А потом на долину обрушивается рев урагана — будто стадо бежит через плантации и заросли, — и я слышу ужасающе близкий шум моря. Мы стоим остолбенев на веранде, и к горлу подкатывает тошнота, потому что я понимаю: ураган еще не кончился. Мы были в самом центре циклона, где всегда спокойно и тихо. А теперь я слышу, как с моря, с юга, грозной поступью разъяренного зверя, крушащего все на своем пути, надвигается ветер.
На этот раз нет никакой стены дождя — только ветер. Я вижу, как заволновались вдали деревья, как клубами дыма несутся по небу тучи — черные как сажа, с фиолетовым отливом. Небо — это самое страшное. Оно стремительно меняется, то раскрываясь, то смыкаясь вновь, и мне кажется, что я куда-то качусь, падаю.

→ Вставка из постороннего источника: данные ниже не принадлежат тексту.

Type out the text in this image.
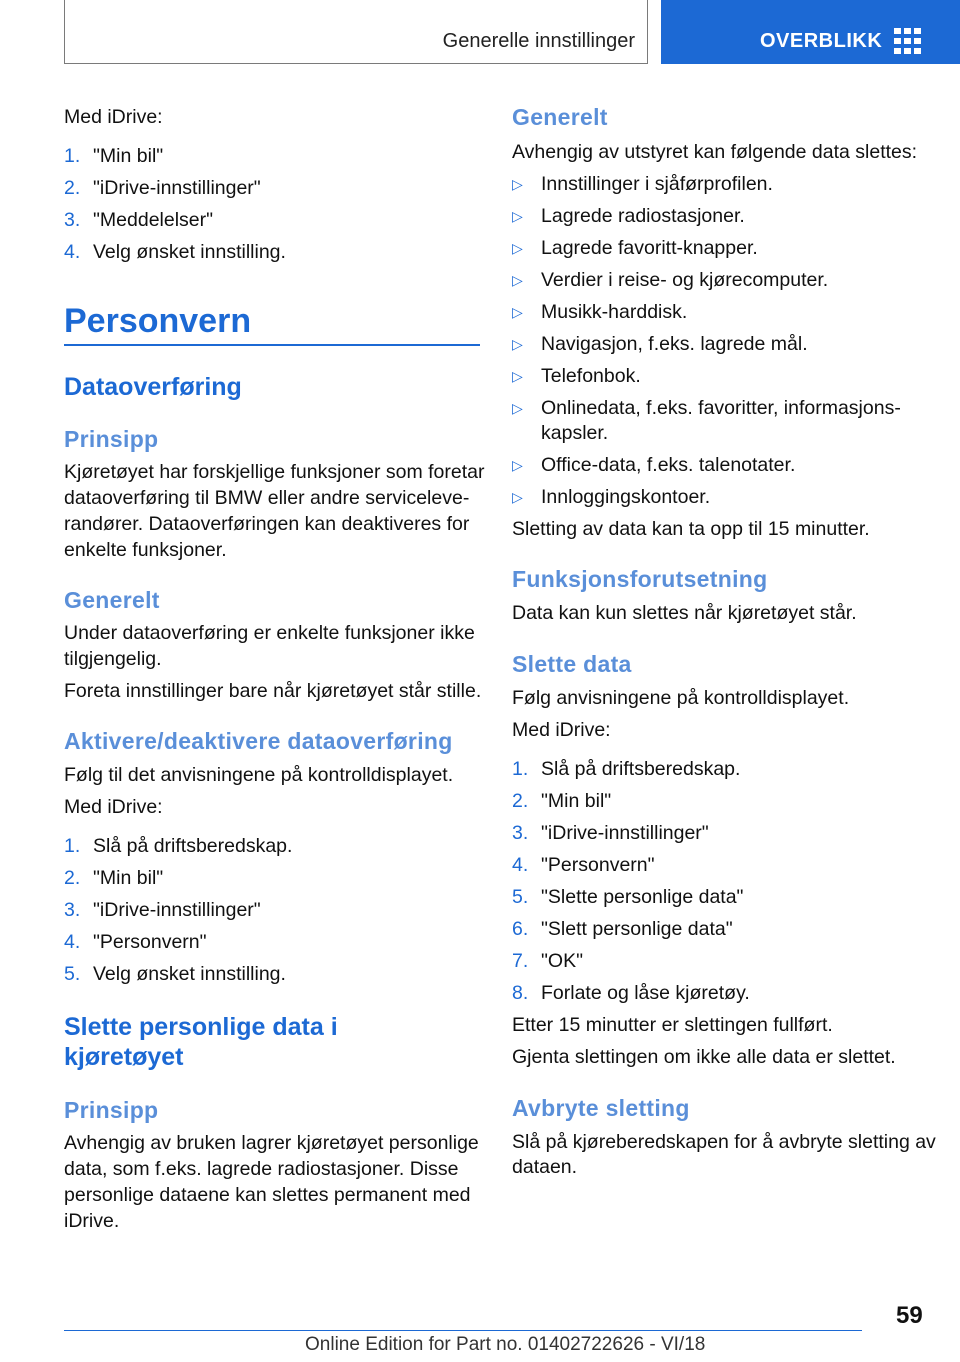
Generelle innstillinger	OVERBLIKK
Med iDrive:
1. "Min bil"
2. "iDrive-innstillinger"
3. "Meddelelser"
4. Velg ønsket innstilling.
Personvern
Dataoverføring
Prinsipp
Kjøretøyet har forskjellige funksjoner som foretar
dataoverføring til BMW eller andre serviceleve-
randører. Dataoverføringen kan deaktiveres for
enkelte funksjoner.
Generelt
Under dataoverføring er enkelte funksjoner ikke
tilgjengelig.
Foreta innstillinger bare når kjøretøyet står stille.
Aktivere/deaktivere dataoverføring
Følg til det anvisningene på kontrolldisplayet.
Med iDrive:
1. Slå på driftsberedskap.
2. "Min bil"
3. "iDrive-innstillinger"
4. "Personvern"
5. Velg ønsket innstilling.
Slette personlige data i
kjøretøyet
Prinsipp
Avhengig av bruken lagrer kjøretøyet personlige
data, som f.eks. lagrede radiostasjoner. Disse
personlige dataene kan slettes permanent med
iDrive.
Generelt
Avhengig av utstyret kan følgende data slettes:
▷ Innstillinger i sjåførprofilen.
▷ Lagrede radiostasjoner.
▷ Lagrede favoritt-knapper.
▷ Verdier i reise- og kjørecomputer.
▷ Musikk-harddisk.
▷ Navigasjon, f.eks. lagrede mål.
▷ Telefonbok.
▷ Onlinedata, f.eks. favoritter, informasjons-
kapsler.
▷ Office-data, f.eks. talenotater.
▷ Innloggingskontoer.
Sletting av data kan ta opp til 15 minutter.
Funksjonsforutsetning
Data kan kun slettes når kjøretøyet står.
Slette data
Følg anvisningene på kontrolldisplayet.
Med iDrive:
1. Slå på driftsberedskap.
2. "Min bil"
3. "iDrive-innstillinger"
4. "Personvern"
5. "Slette personlige data"
6. "Slett personlige data"
7. "OK"
8. Forlate og låse kjøretøy.
Etter 15 minutter er slettingen fullført.
Gjenta slettingen om ikke alle data er slettet.
Avbryte sletting
Slå på kjøreberedskapen for å avbryte sletting av
dataen.
59
Online Edition for Part no. 01402722626 - VI/18
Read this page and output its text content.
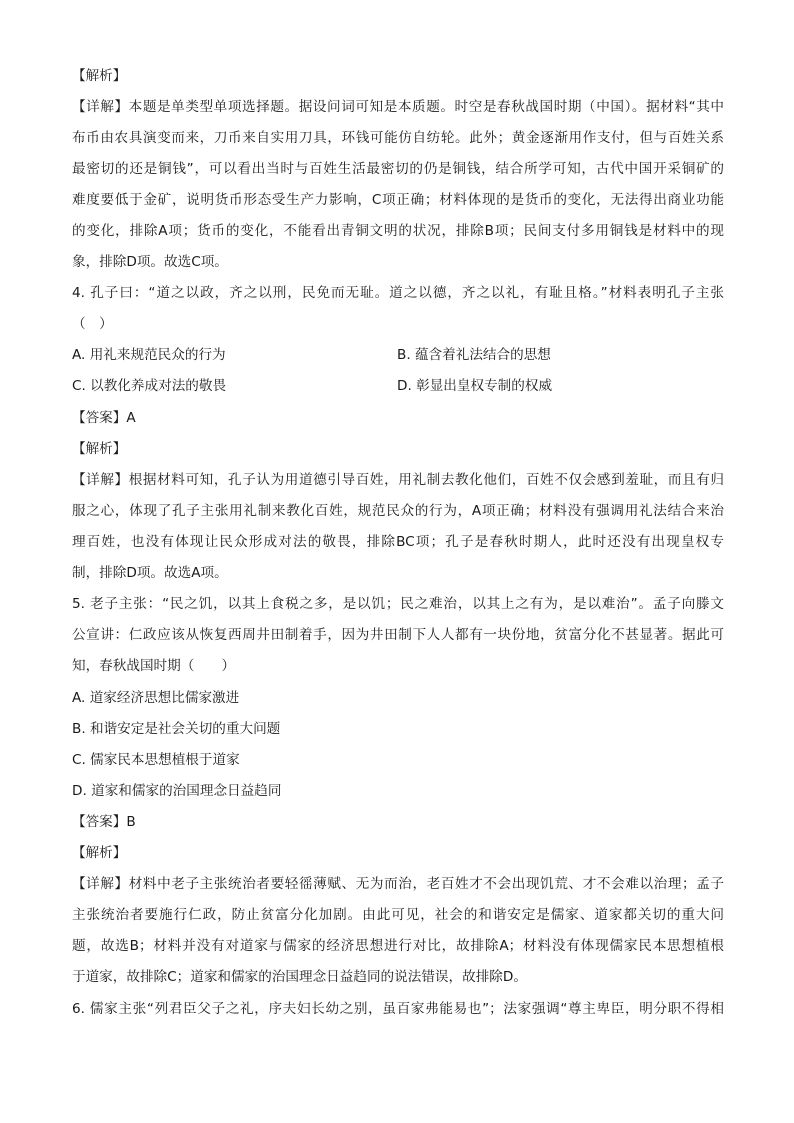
【解析】
【详解】本题是单类型单项选择题。据设问词可知是本质题。时空是春秋战国时期（中国）。据材料“其中
布币由农具演变而来，刀币来自实用刀具，环钱可能仿自纺轮。此外；黄金逐渐用作支付，但与百姓关系
最密切的还是铜钱”，可以看出当时与百姓生活最密切的仍是铜钱，结合所学可知，古代中国开采铜矿的
难度要低于金矿，说明货币形态受生产力影响，C项正确；材料体现的是货币的变化，无法得出商业功能
的变化，排除A项；货币的变化，不能看出青铜文明的状况，排除B项；民间支付多用铜钱是材料中的现
象，排除D项。故选C项。
4. 孔子曰：“道之以政，齐之以刑，民免而无耻。道之以德，齐之以礼，有耻且格。”材料表明孔子主张
（　）
A. 用礼来规范民众的行为	B. 蕴含着礼法结合的思想
C. 以教化养成对法的敬畏	D. 彰显出皇权专制的权威
【答案】A
【解析】
【详解】根据材料可知，孔子认为用道德引导百姓，用礼制去教化他们，百姓不仅会感到羞耻，而且有归
服之心，体现了孔子主张用礼制来教化百姓，规范民众的行为，A项正确；材料没有强调用礼法结合来治
理百姓，也没有体现让民众形成对法的敬畏，排除BC项；孔子是春秋时期人，此时还没有出现皇权专
制，排除D项。故选A项。
5. 老子主张：“民之饥，以其上食税之多，是以饥；民之难治，以其上之有为，是以难治”。孟子向滕文
公宣讲：仁政应该从恢复西周井田制着手，因为井田制下人人都有一块份地，贫富分化不甚显著。据此可
知，春秋战国时期（　　）
A. 道家经济思想比儒家激进
B. 和谐安定是社会关切的重大问题
C. 儒家民本思想植根于道家
D. 道家和儒家的治国理念日益趋同
【答案】B
【解析】
【详解】材料中老子主张统治者要轻徭薄赋、无为而治，老百姓才不会出现饥荒、才不会难以治理；孟子
主张统治者要施行仁政，防止贫富分化加剧。由此可见，社会的和谐安定是儒家、道家都关切的重大问
题，故选B；材料并没有对道家与儒家的经济思想进行对比，故排除A；材料没有体现儒家民本思想植根
于道家，故排除C；道家和儒家的治国理念日益趋同的说法错误，故排除D。
6. 儒家主张“列君臣父子之礼，序夫妇长幼之别，虽百家弗能易也”；法家强调“尊主卑臣，明分职不得相
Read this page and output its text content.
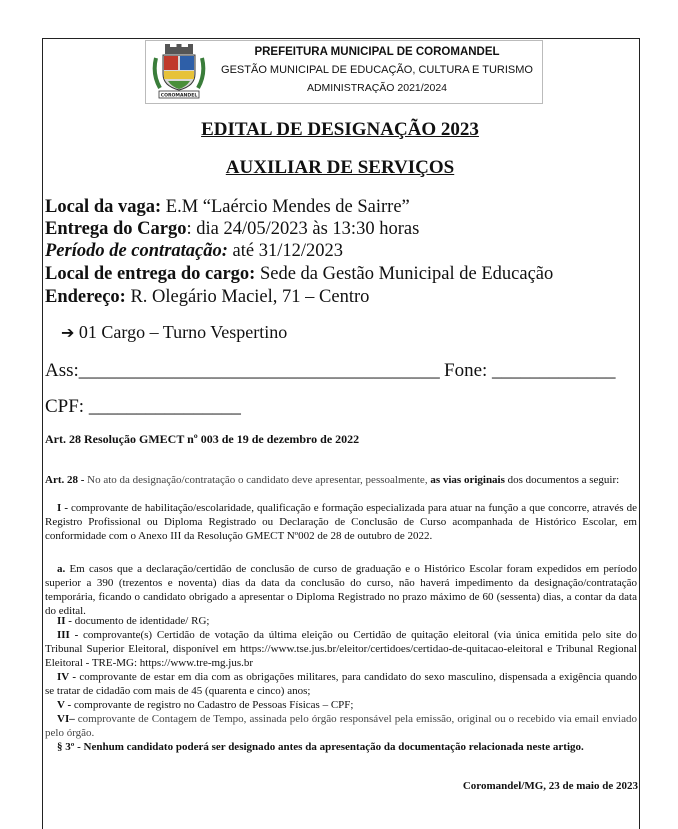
COROMANDEL
PREFEITURA MUNICIPAL DE COROMANDEL
GESTÃO MUNICIPAL DE EDUCAÇÃO, CULTURA E TURISMO
ADMINISTRAÇÃO 2021/2024
EDITAL DE DESIGNAÇÃO 2023
AUXILIAR DE SERVIÇOS
Local da vaga: E.M “Laércio Mendes de Sairre”
Entrega do Cargo: dia 24/05/2023 às 13:30 horas
Período de contratação: até 31/12/2023
Local de entrega do cargo: Sede da Gestão Municipal de Educação
Endereço: R. Olegário Maciel, 71 – Centro
➔ 01 Cargo – Turno Vespertino
Ass:______________________________________ Fone: _____________
CPF: ________________
Art. 28 Resolução GMECT nº 003 de 19 de dezembro de 2022
Art. 28 - No ato da designação/contratação o candidato deve apresentar, pessoalmente, as vias originais dos documentos a seguir:
I - comprovante de habilitação/escolaridade, qualificação e formação especializada para atuar na função a que concorre, através de Registro Profissional ou Diploma Registrado ou Declaração de Conclusão de Curso acompanhada de Histórico Escolar, em conformidade com o Anexo III da Resolução GMECT Nº002 de 28 de outubro de 2022.
a. Em casos que a declaração/certidão de conclusão de curso de graduação e o Histórico Escolar foram expedidos em período superior a 390 (trezentos e noventa) dias da data da conclusão do curso, não haverá impedimento da designação/contratação temporária, ficando o candidato obrigado a apresentar o Diploma Registrado no prazo máximo de 60 (sessenta) dias, a contar da data do edital.
II - documento de identidade/ RG;
III - comprovante(s) Certidão de votação da última eleição ou Certidão de quitação eleitoral (via única emitida pelo site do Tribunal Superior Eleitoral, disponível em https://www.tse.jus.br/eleitor/certidoes/certidao-de-quitacao-eleitoral e Tribunal Regional Eleitoral - TRE-MG: https://www.tre-mg.jus.br
IV - comprovante de estar em dia com as obrigações militares, para candidato do sexo masculino, dispensada a exigência quando se tratar de cidadão com mais de 45 (quarenta e cinco) anos;
V - comprovante de registro no Cadastro de Pessoas Físicas – CPF;
VI– comprovante de Contagem de Tempo, assinada pelo órgão responsável pela emissão, original ou o recebido via email enviado pelo órgão.
§ 3º - Nenhum candidato poderá ser designado antes da apresentação da documentação relacionada neste artigo.
Coromandel/MG, 23 de maio de 2023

«Быстрее, дети, быстрее!» — это Мам наконец обрела дар речи. Голос ее охрип. Но ей удается разрушить чары, оторвать нас от гипнотического зрелища — гибели небес. Она тащит нас, толкает внутрь дома, в столовую с закрытыми ставнями, закрывает на крючки двери. Дом погружен в сумрак. Мы словно в трюме корабля — слушаем приближение ветра. Несмотря на жару и духоту, я дрожу от холода, от страха. Мам замечает это и идет в спальню за одеялом. Пока она ходит, ветер лавиной налетает на дом. Лора прижимается ко мне, и мы слушаем, как стонут доски. Сломанные ветки бьются в стены, камни колотят в ставни и двери.
Сквозь щели в ставнях мы видим, как меркнет в одно мгновение дневной свет, и я понимаю, что землю снова накрыли тучи. Затем с неба обрушивается вода, хлещет по стенам веранды, затекает под дверь, в окна, растекается по полу вокруг нас темными кровавыми ручьями. Лора смотрит, как вода обступает нас, течет вокруг большого стола и стульев. Возвращается Мам, ее взгляд так пугает меня, что я хватаю у нее из рук одеяло и пытаюсь заткнуть им щель под дверью, но вода сразу пропитывает его и снова течет внутрь. Снаружи оглушительно воет ветер, зловеще потрескивают балки, гремят сорванные с крыши листы жести. Дождь заливает чердак, и я думаю о наших газетах, о книгах, обо всем, что мы так любим и чему суждено погибнуть. Разнеся в прах слуховые окна, ветер с воем гуляет по чердаку, крушит мебель. С ужасающим грохотом он вырывает с корнем дерево, и то, врезавшись в южный фасад дома, вспарывает его, как брюхо. Мы слышим треск рухнувшей веранды. И в тот самый миг, как огромная ветвь пробивает одно из окон, Мам увлекает нас прочь из столовой.
Разъяренным невидимым зверем ветер врывается сквозь пролом, и на какой-то миг мне кажется, что само небо ринулось на наш дом, чтобы раздавить его. Я слышу грохот опрокинутой мебели, звон разбитых стекол. Мам тащит нас, не знаю как, на другую сторону дома. Мы укрываемся в отцовском кабинете и сидим, прижавшись к стене, на которой висят карты острова Родригес и звездного неба. Ставни закрыты, но ветер разбил стекла и вода заливает паркет, письменный стол, книги и бумаги отца. Лора неловко пробует сложить какие-то бумаги, но у нее ничего не получается, и она снова садится на пол. Сквозь щели в ставнях видно небо, такое темное, что кажется, будто настала ночь. Ветер вихрем кружит вокруг дома, бьется о горную преграду. И этот бесконечный треск ломающихся деревьев вокруг!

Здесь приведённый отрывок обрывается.